The Ones That Got Away

My work did not follow a regular pattern of 12 hours on and 12 hours off like most crew on the oil rigs.

In the North Sea, due to the deep nature of the drilling, each of our surveys would take about 6 hours. So five surveys would take about 30 hours continuous work. That’s if one or two didn’t have to be repeated due to equipment failures.

Once on board the rig, with all our equipment checked and calibrated, it was a waiting game until told to start surveying or ‘wire line logging’. I have sometimes literally waited weeks before getting the clear sign of the drill pipe being totally retrieved to the surface for us to start work.

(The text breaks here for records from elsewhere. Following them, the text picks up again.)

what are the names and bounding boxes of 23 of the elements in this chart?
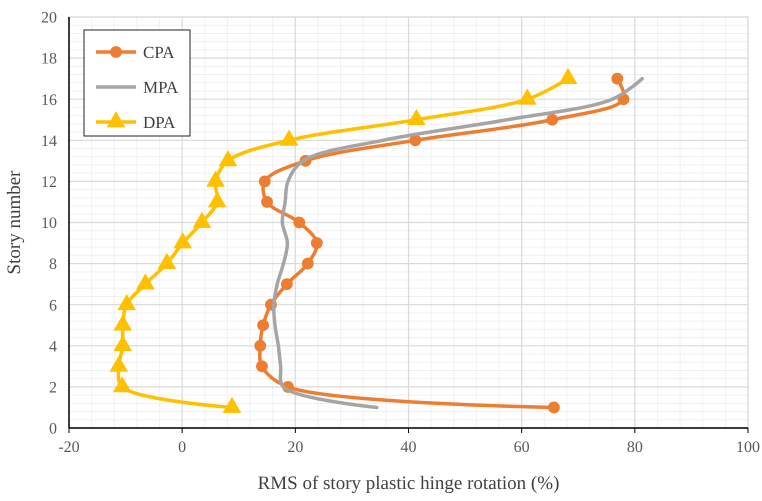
- x-tick-label: 80: [626, 439, 643, 456]
- y-tick-label: 20: [41, 10, 57, 27]
- legend-label: CPA: [143, 42, 176, 62]
- legend-label: DPA: [143, 112, 176, 132]
- x-axis-title: RMS of story plastic hinge rotation (%): [258, 473, 560, 494]
- legend-label: MPA: [143, 78, 180, 97]
- y-tick-label: 10: [41, 215, 57, 232]
- y-tick-label: 14: [41, 132, 57, 150]
- x-tick-label: 60: [514, 439, 530, 456]
- x-tick-label: -20: [58, 439, 80, 456]
- y-tick-label: 0: [49, 420, 57, 438]
- y-tick-label: 12: [41, 174, 57, 191]
- y-tick-label: 6: [49, 297, 57, 314]
- x-tick-label: 100: [736, 439, 760, 456]
- y-tick-label: 8: [49, 256, 57, 274]
- y-tick-label: 16: [41, 92, 57, 109]
- x-tick-label: 40: [400, 439, 416, 456]
- y-axis-title: Story number: [4, 170, 25, 274]
- x-tick-label: 20: [287, 439, 304, 456]
- x-tick-label: 0: [178, 439, 186, 456]
- y-tick-label: 2: [49, 380, 57, 396]
- y-tick-label: 4: [49, 338, 57, 356]
- y-tick-label: 18: [41, 50, 57, 68]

Besides eating in the superbly catered canteen with for example cornflakes and strawberries and sirloin steak and chips available 24 hours a day to cover day and nightshift workers what else was there to occupy your time?

Sleep was No1 for my crew, we knew when we started it could be a long time before we saw our beds again.

Cards, table tennis and the inevitable VHS videos of an adult nature.

In the early days fishing was allowed and exciting. The size of some of the cod being hauled up 100 feet to the rig floor was enormous. But what to do with all this tasty catch?

10kg cod were not an unusual catch from the rig.

Most Norwegian crew worked two weeks on and three weeks off.

A few Kroner to the mainly Portuguese catering staff (three months on and one months off) secured the bountiful catch frozen in the canteen freezers until the helicopter ride home…

I was travelling back on one Sikorsky 61 helicopter and always sat in the rearmost seat beside the small emergency exit. I watched the other 18 seats fill up with men hauling their two sports holdalls of ‘clothes’ on board.

With the door shut the pilots wound up the turbines and the rotor carved its flashing cone in an attempt to lift us from the helideck.

Tottering about a bit, the chopper wasn’t going anywhere.

Bumping back down on the wheels one of the pilots came back into the cabin and I heard the word ‘Fisk’ amongst his loud Norwegian.

Many kilos of beautiful frozen cod were thrown off the helideck into the sea far below. Probably a strange sight to the off duty men fishing from the lower decks!

Now within maximum takeoff weight (MTOW) we elevated, dipped forward past the static cranes, turned and started the one hour 20 minutes journey back to Stavanger.

Soon after, fishing was banned due to this and also the problems 120 lbs breaking strain, tangled, lost fishing line and hooks were causing the maintenance divers deep down on the oil rig legs.